Sonic variations of projectivity

We prove that a ring R has a module M whose domain of projectivity consists of only some injective modules if and only if R is a right noetherian right V-ring. Also, we consider modules which are projective relative only to a subclass of max modules. Such modules are called max-poor modules. In a recent paper Holston et al. showed that every ring has a p-poor module (that is a module whose projectivity domain consists precisely of the semisimple modules). So every ring has a max-poor module. The structure of all max-poor abelian groups is completely determined. Examples of rings having a max-poor module which is neither projective nor p-poor are provided. We prove that the class of max-poor R-modules is closed under direct summands if and only if R is a right Bass ring. A ring R is said to have no right max-p-middle class if every right R-module is either projective or max-poor.
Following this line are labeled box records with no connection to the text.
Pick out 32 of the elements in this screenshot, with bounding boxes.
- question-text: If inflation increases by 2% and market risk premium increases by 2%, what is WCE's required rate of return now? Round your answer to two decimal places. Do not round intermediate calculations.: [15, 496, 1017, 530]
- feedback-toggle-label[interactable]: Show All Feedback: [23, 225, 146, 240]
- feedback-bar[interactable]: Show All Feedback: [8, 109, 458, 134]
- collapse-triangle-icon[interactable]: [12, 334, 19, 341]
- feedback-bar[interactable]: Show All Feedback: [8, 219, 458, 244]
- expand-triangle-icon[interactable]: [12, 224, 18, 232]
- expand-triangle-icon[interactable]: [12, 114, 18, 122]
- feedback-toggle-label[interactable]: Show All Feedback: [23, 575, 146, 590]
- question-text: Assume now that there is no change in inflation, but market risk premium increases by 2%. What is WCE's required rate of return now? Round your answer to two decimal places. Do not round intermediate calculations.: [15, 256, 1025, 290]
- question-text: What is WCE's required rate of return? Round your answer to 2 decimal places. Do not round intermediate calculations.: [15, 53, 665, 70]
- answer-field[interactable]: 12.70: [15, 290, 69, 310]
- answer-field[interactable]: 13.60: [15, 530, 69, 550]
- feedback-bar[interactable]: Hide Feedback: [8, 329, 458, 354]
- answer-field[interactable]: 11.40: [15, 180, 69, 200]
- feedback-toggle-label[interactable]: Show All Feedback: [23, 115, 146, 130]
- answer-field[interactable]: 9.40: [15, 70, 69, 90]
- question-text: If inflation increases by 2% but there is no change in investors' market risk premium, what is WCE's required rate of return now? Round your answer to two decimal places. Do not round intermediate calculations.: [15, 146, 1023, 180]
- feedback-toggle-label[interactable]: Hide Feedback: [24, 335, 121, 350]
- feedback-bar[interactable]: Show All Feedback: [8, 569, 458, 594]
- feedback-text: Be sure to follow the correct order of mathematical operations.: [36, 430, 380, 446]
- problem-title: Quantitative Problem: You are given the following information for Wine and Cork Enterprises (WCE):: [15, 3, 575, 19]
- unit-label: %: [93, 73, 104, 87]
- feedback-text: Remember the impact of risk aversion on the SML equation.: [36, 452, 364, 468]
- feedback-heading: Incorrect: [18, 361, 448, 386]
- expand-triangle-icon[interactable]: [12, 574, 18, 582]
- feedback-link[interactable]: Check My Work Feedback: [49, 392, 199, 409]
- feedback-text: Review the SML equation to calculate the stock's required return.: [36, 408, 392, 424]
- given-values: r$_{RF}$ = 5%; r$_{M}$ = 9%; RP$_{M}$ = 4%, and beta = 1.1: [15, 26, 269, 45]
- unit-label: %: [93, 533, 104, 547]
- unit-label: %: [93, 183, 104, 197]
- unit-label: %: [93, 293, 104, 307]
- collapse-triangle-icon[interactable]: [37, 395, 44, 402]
It is shown that if a commutative noetherian ring R has no right max-p-middle class, then R is the ring direct sum of a semisimple ring R-1 and a ring R-2 which is either zero or an artinian ring or a one-dimensional local noetherian integral domain such that the quotient field Q(2) of R-2 has a proper R-2-submodule which is not complete in its R-2-topology. Then we show that a commutative noetherian hereditary ring R has no right max-p-middle class if and only if R is a semisimple ring.